When you decide to make a film as dark and unwelcoming as Cronenberg loves to make, it takes on a great risk of turning away many moviegoers. People tend to not want to sit in a gloomy, depressing room for two hours when a world of sunshine and football wait for them on the outside (hence the low box office results). While “Eastern Promises” has a good enough story to make the film worthwhile, Dane Cook tends to win against pitiful Russians on a Saturday night.
If there is any reason to see “Eastern Promises,” however, it’s to see an incredible performance from Mortensen, the one actor from “The Lord of the Rings” who has continued being an incredible actor following the trilogy (and no, Viggo, “Hidalgo” doesn’t count as a success). Mortensen was even bold enough to take on a visceral fight scene while naked in a shower. Let’s just say it ends with your jaw on the floor, whether you like it or not.

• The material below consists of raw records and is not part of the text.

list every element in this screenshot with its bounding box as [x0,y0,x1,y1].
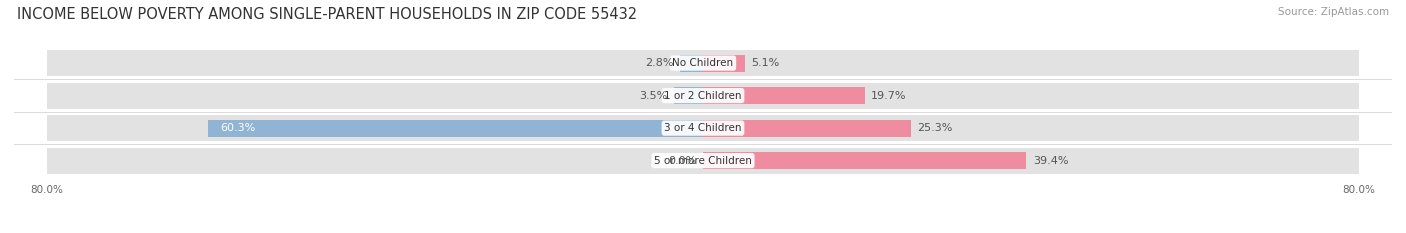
Text: 25.3%: 25.3% [917,123,952,133]
Text: 60.3%: 60.3% [221,123,256,133]
Bar [703,120,911,137]
Text: INCOME BELOW POVERTY AMONG SINGLE-PARENT HOUSEHOLDS IN ZIP CODE 55432: INCOME BELOW POVERTY AMONG SINGLE-PARENT… [17,7,637,22]
Text: 3.5%: 3.5% [640,91,668,101]
Bar [46,115,703,141]
Text: No Children: No Children [672,58,734,68]
Bar [46,147,703,174]
Bar [208,120,703,137]
Text: 1 or 2 Children: 1 or 2 Children [664,91,742,101]
Text: 0.0%: 0.0% [668,156,696,166]
Bar [703,50,1360,76]
Text: 5.1%: 5.1% [751,58,780,68]
Bar [46,82,703,109]
Bar [703,55,745,72]
Bar [703,147,1360,174]
Text: 19.7%: 19.7% [872,91,907,101]
Text: Source: ZipAtlas.com: Source: ZipAtlas.com [1278,7,1389,17]
Bar [681,55,703,72]
Bar [46,50,703,76]
Text: 2.8%: 2.8% [645,58,673,68]
Bar [703,87,865,104]
Text: 5 or more Children: 5 or more Children [654,156,752,166]
Text: 39.4%: 39.4% [1032,156,1069,166]
Bar [703,82,1360,109]
Bar [703,115,1360,141]
Bar [703,152,1026,169]
Bar [675,87,703,104]
Text: 3 or 4 Children: 3 or 4 Children [664,123,742,133]
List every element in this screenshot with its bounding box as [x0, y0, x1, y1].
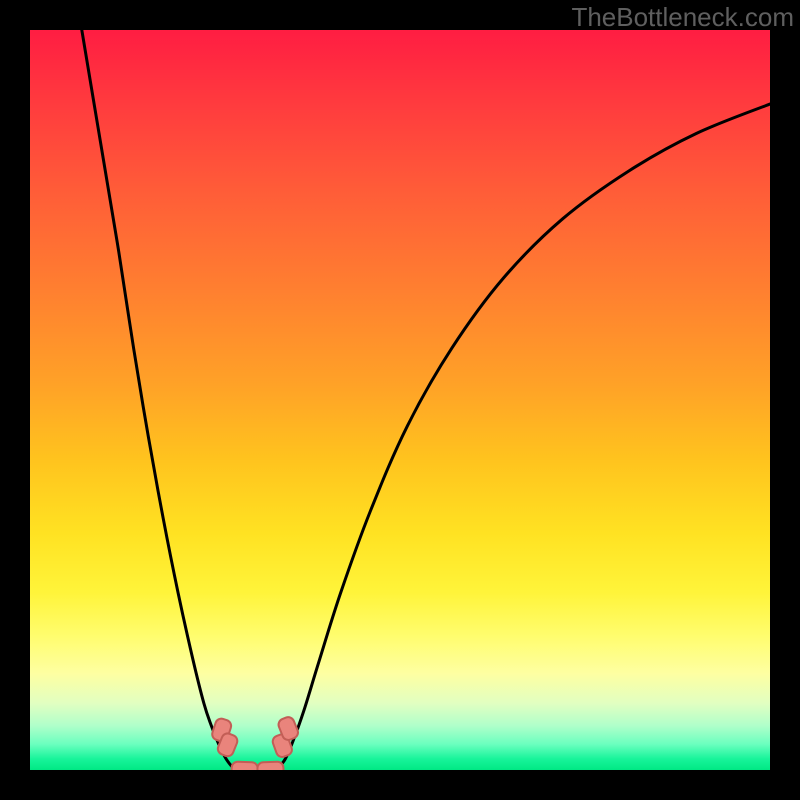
curve-marker	[257, 762, 284, 770]
curve-marker	[231, 762, 258, 770]
curve-right	[278, 104, 770, 769]
watermark-text: TheBottleneck.com	[571, 0, 800, 33]
curve-left	[82, 30, 234, 769]
curve-layer	[30, 30, 770, 770]
plot-area	[30, 30, 770, 770]
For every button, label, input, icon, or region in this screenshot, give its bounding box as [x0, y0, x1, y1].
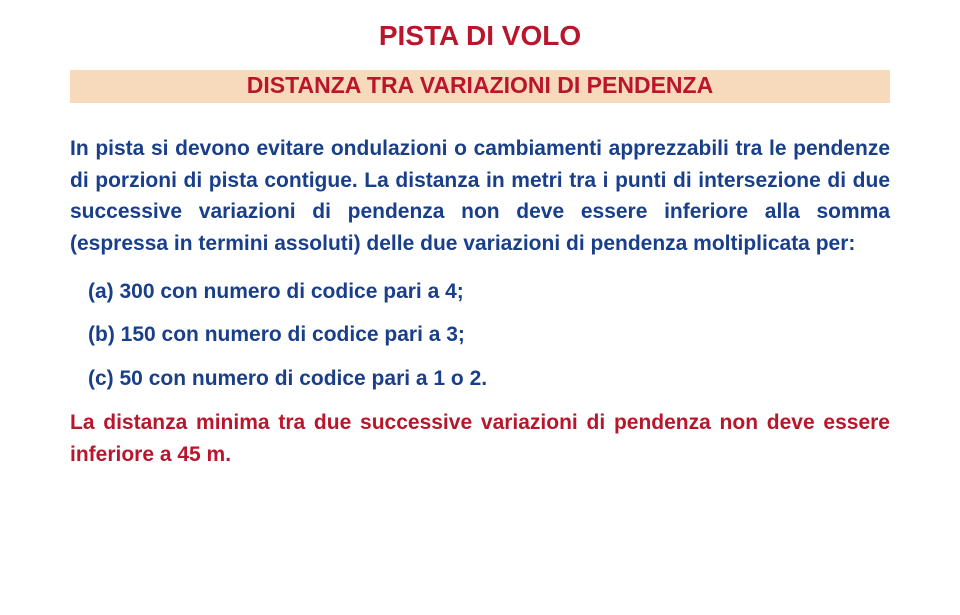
- footer-paragraph: La distanza minima tra due successive va…: [70, 407, 890, 470]
- list-item: (c) 50 con numero di codice pari a 1 o 2…: [88, 364, 890, 393]
- list-item: (a) 300 con numero di codice pari a 4;: [88, 277, 890, 306]
- list-item: (b) 150 con numero di codice pari a 3;: [88, 320, 890, 349]
- criteria-list: (a) 300 con numero di codice pari a 4; (…: [88, 277, 890, 393]
- page-title: PISTA DI VOLO: [70, 20, 890, 52]
- document-page: PISTA DI VOLO DISTANZA TRA VARIAZIONI DI…: [0, 0, 960, 615]
- subtitle-bar: DISTANZA TRA VARIAZIONI DI PENDENZA: [70, 70, 890, 103]
- body-paragraph: In pista si devono evitare ondulazioni o…: [70, 133, 890, 259]
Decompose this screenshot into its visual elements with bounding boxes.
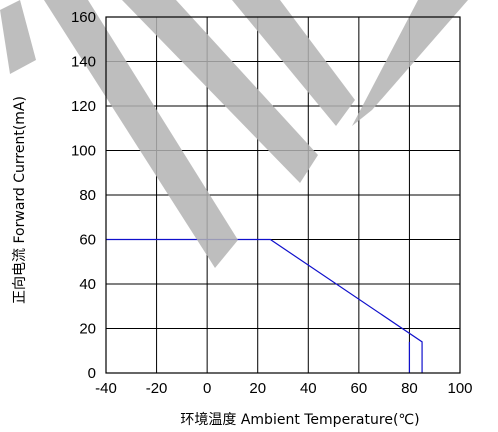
x-tick-label: 0	[203, 380, 211, 397]
y-tick-label: 100	[71, 143, 96, 160]
y-tick-label: 40	[79, 276, 96, 293]
x-tick-labels: -40 -20 0 20 40 60 80 100	[95, 380, 472, 397]
watermark-band-0	[44, 0, 238, 268]
y-tick-label: 160	[71, 9, 96, 26]
watermark-band-4	[0, 0, 36, 74]
x-tick-label: 20	[249, 380, 266, 397]
y-tick-label: 120	[71, 98, 96, 115]
y-axis-label: 正向电流 Forward Current(mA)	[12, 96, 28, 304]
x-axis-label: 环境温度 Ambient Temperature(℃)	[180, 412, 419, 428]
y-tick-label: 20	[79, 321, 96, 338]
y-tick-label: 140	[71, 54, 96, 71]
x-tick-label: -20	[146, 380, 168, 397]
plot-frame	[105, 16, 461, 374]
grid	[105, 16, 461, 374]
watermark-band-1	[122, 0, 318, 183]
x-tick-label: 40	[300, 380, 317, 397]
series-layer	[106, 238, 423, 373]
series-line-0	[106, 238, 423, 373]
x-tick-label: 100	[447, 380, 472, 397]
x-tick-label: 60	[351, 380, 368, 397]
x-tick-label: -40	[95, 380, 117, 397]
x-tick-label: 80	[401, 380, 418, 397]
y-tick-label: 80	[79, 187, 96, 204]
watermark-band-3	[352, 0, 468, 126]
watermark-band-2	[232, 0, 355, 126]
y-tick-label: 0	[88, 365, 96, 382]
y-tick-label: 60	[79, 232, 96, 249]
watermark	[0, 0, 468, 268]
y-tick-labels: 0 20 40 60 80 100 120 140 160	[71, 9, 96, 382]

“Eastern Promises” may not appear to be the most welcoming film of 2007, but it is one of the few good ones. While it can promise an unsettling, powerful story with great acting, the foreign, disconnected nature of the film coupled with Cronenberg’s decision to direct it in such a discomforting manner makes “Eastern Promises” one of those films you love the first time but can’t seem to want to experience a second time.